Pyramids of Mars
“Spirits of ancient Egypt. Hung on the telly. Hung on the telly.”
I enjoy a good coincidence. There are times when I feel like coincidence is the operating system of the universe. So much of my life, of every life I’m aware of, really, hangs by threads of coincidence. There are children out there who only exist because I long ago encouraged someone to migrate across the country and come and work where I did, meaning they met their now partner and eventually reproduced. But I only knew that person because they were related by marriage to someone I met on my first day of senior school. Thus those children in some sense owe their existence not just to decisions I made when I was eleven years old, but also to exams I did when I was ten. Exams which, in those days, were used to sort children in various parts of Britain into different kinds of schools, based on their perceived academic ability when they were ten.
Now, when I was ten, my next door neighbour’s Dad had Pyramids of Mars on VHS, and once I’d finished with his copy of Revenge of the Cybermen, he remembered that he’d neglected to mention that there was, in fact, a second Doctor Who videotape in the house. So I borrowed that too and watched it, and like Revenge of the Cybermen I loved it, and so watched it on a loop until I could copy it and hand it back.

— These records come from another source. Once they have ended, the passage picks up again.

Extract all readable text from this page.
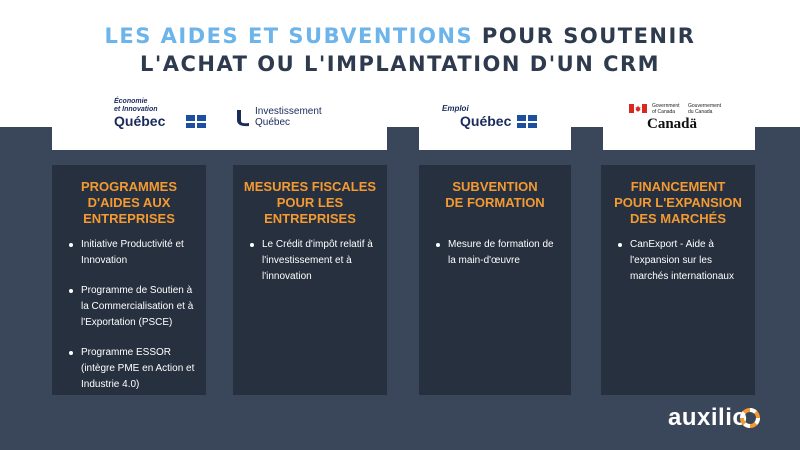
LES AIDES ET SUBVENTIONS POUR SOUTENIR
L'ACHAT OU L'IMPLANTATION D'UN CRM
Économie
et Innovation
Québec
Investissement
Québec
Emploi
Québec
Government
of Canada
Gouvernement
du Canada
Canadä
PROGRAMMES
D'AIDES AUX
ENTREPRISES
Initiative Productivité et Innovation
Programme de Soutien à la Commercialisation et à l'Exportation (PSCE)
Programme ESSOR (intègre PME en Action et Industrie 4.0)
MESURES FISCALES
POUR LES
ENTREPRISES
Le Crédit d'impôt relatif à l'investissement et à l'innovation
SUBVENTION
DE FORMATION
Mesure de formation de la main-d'œuvre
FINANCEMENT
POUR L'EXPANSION
DES MARCHÉS
CanExport - Aide à l'expansion sur les marchés internationaux
auxilio
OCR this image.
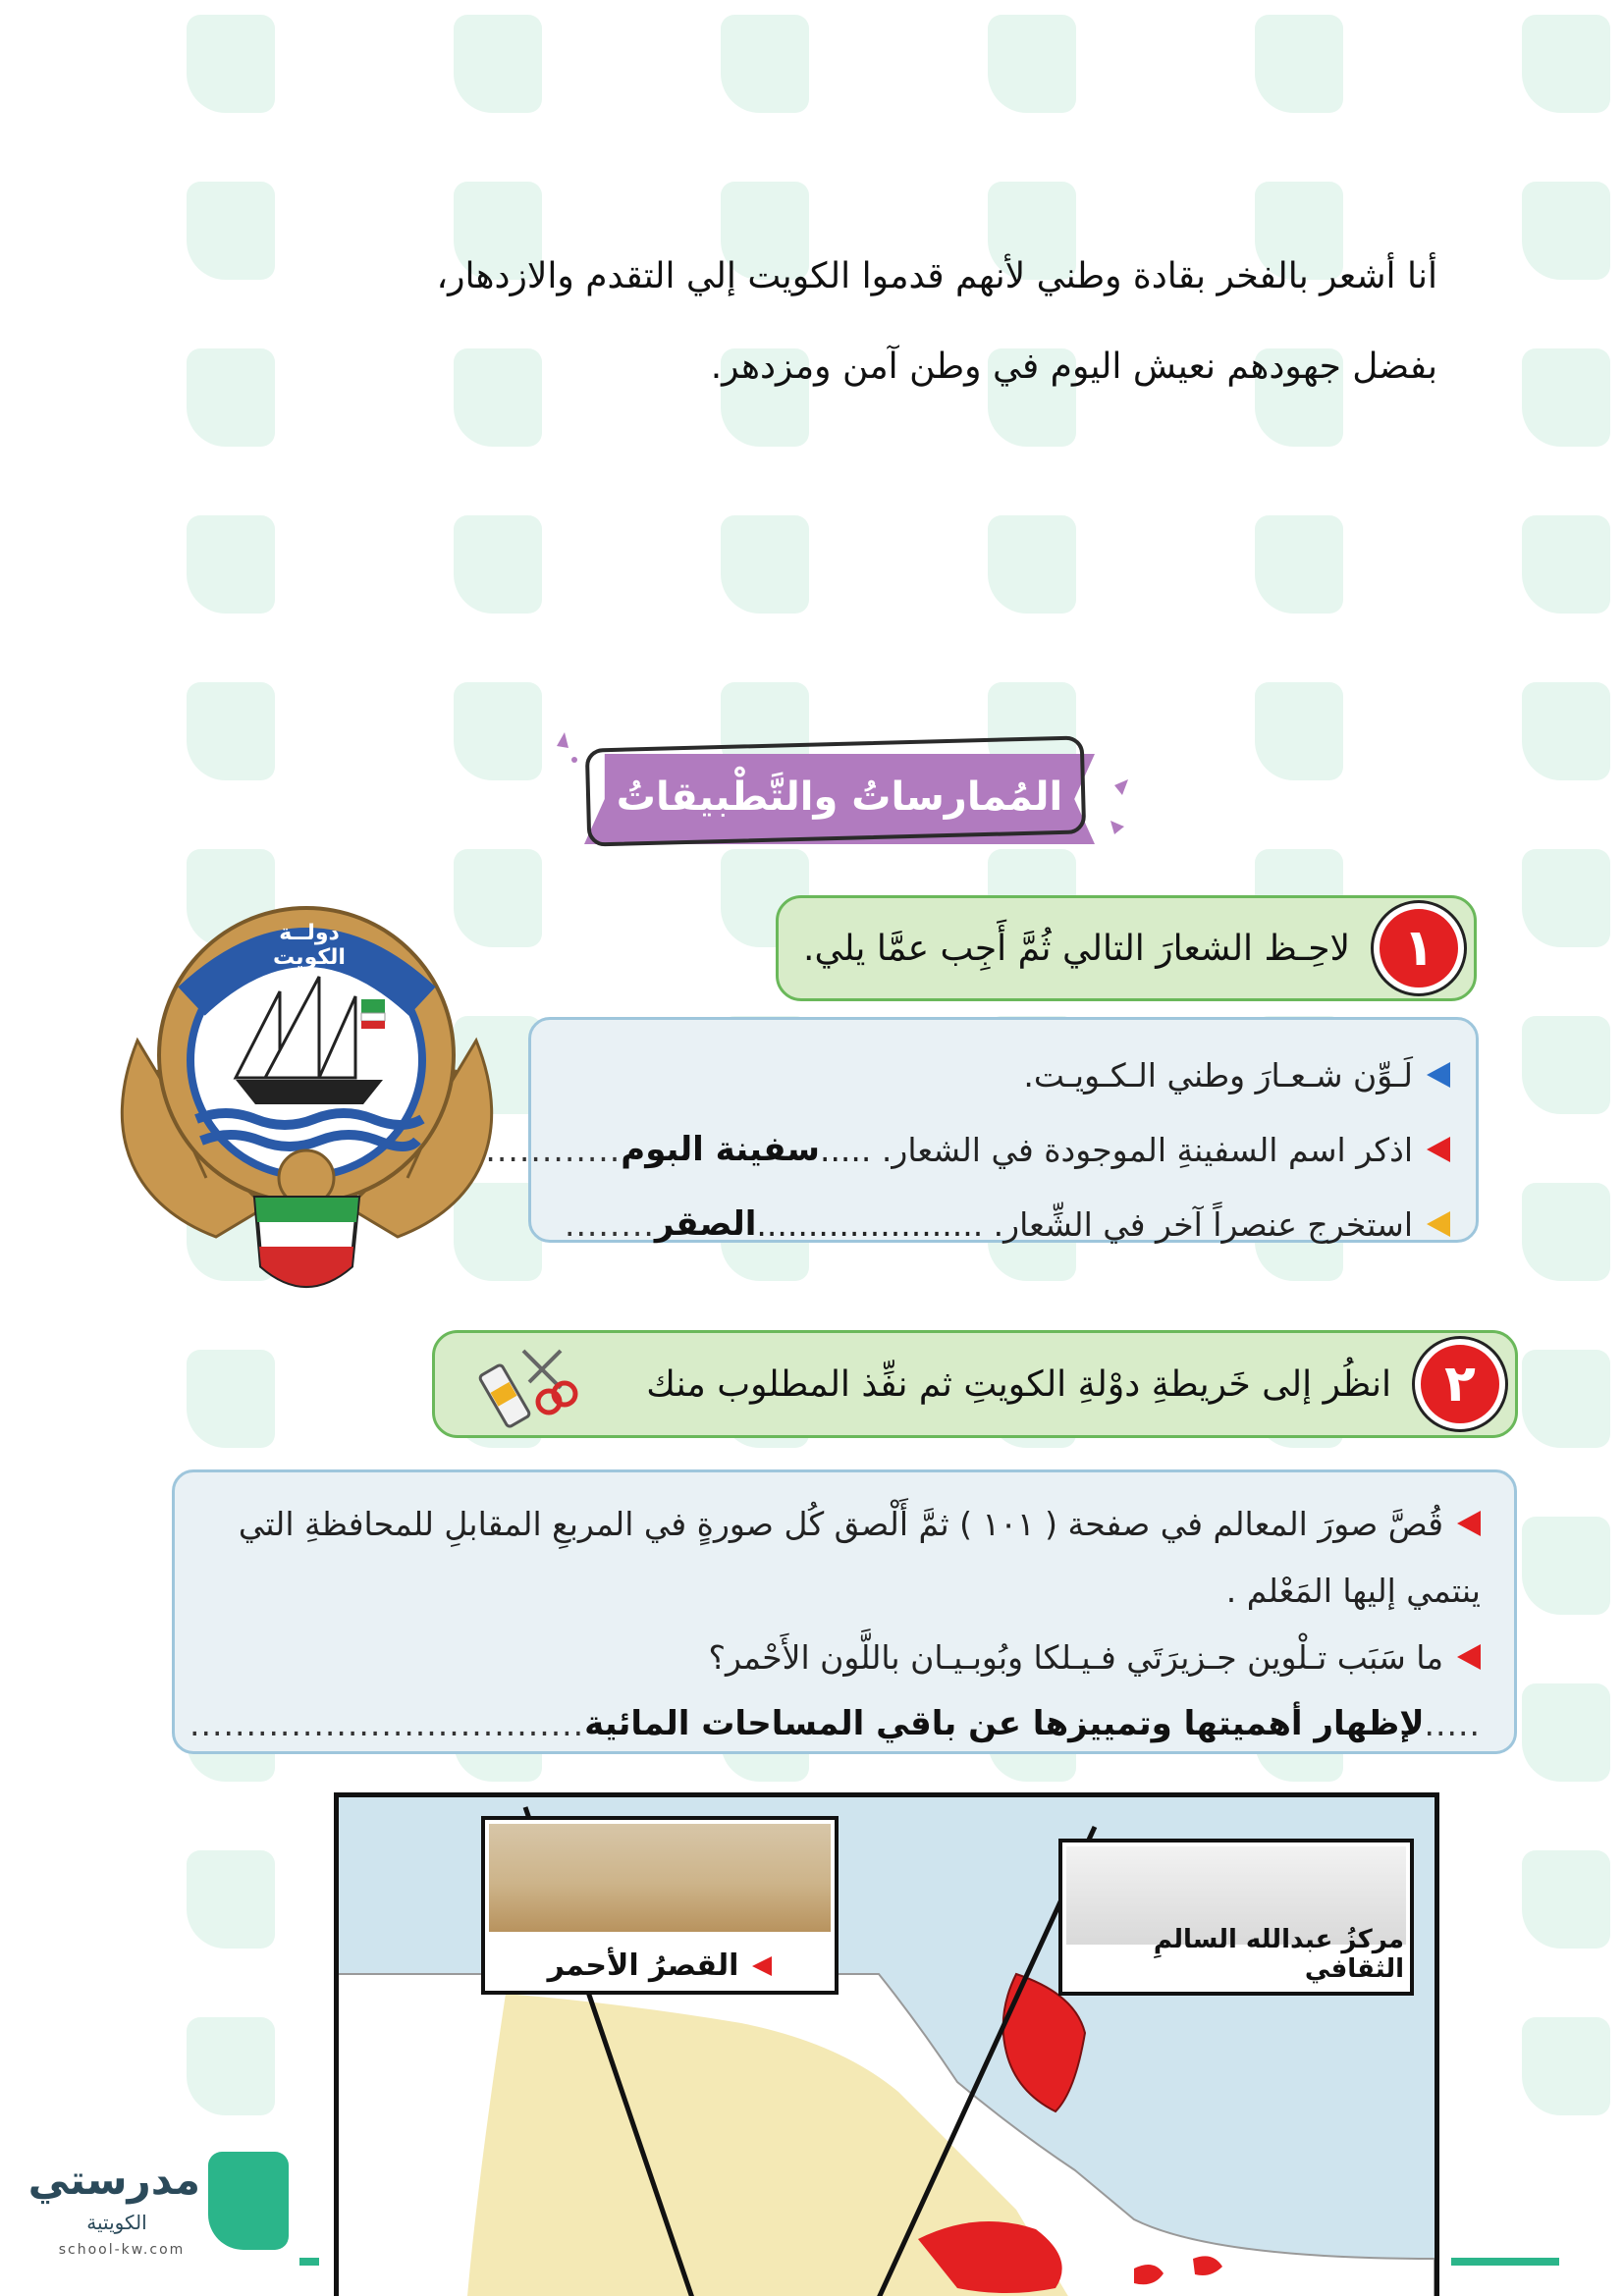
أنا أشعر بالفخر بقادة وطني لأنهم قدموا الكويت إلي التقدم والازدهار،
بفضل جهودهم نعيش اليوم في وطن آمن ومزدهر.
المُمارساتُ والتَّطْبيقاتُ
دولــة الكويت	١
لاحِـظ الشعارَ التالي ثُمَّ أَجِب عمَّا يلي.
لَـوِّن شـعـارَ وطني الـكـويـت.
اذكر اسم السفينةِ الموجودة في الشعار. .....
سفينة البوم
............
استخرج عنصراً آخر في الشِّعار. ......................
الصقر
........
٢
انظُر إلى خَريطةِ دوْلةِ الكويتِ ثم نفِّذ المطلوب منك
قُصَّ صورَ المعالم في صفحة ( ١٠١ ) ثمَّ أَلْصق كُل صورةٍ في المربعِ المقابلِ للمحافظةِ التي
ينتمي إليها المَعْلم .
ما سَبَب تـلْوين جـزيرَتَي فـيـلكا وبُوبـيـان باللَّون الأَحْمر؟
.....
لإظهار أهميتها وتمييزها عن باقي المساحات المائية
...................................
القصرُ الأحمر
مركزُ عبدالله السالمِ الثقافي
مدرستي
الكويتية
school-kw.com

Pyramids of Mars begins, oddly enough, with a slightly fiddly coincidence; companion Sarah Jane (Elisabeth Sladen) seems to put on period appropriate clothing at a whim before the TARDIS arrives in 1911. This feels like an artefact of the rushed rewriting of the story by script editor Robert Holmes, whose reworking of a Lewis Griefer script seemingly set in a Museum is credited to the mysterious pseudonym “Stephen Harris”. There are other wrinkles throughout the script that would be counted against the story by fans if it were a lesser production, or perhaps had it been made in another decade.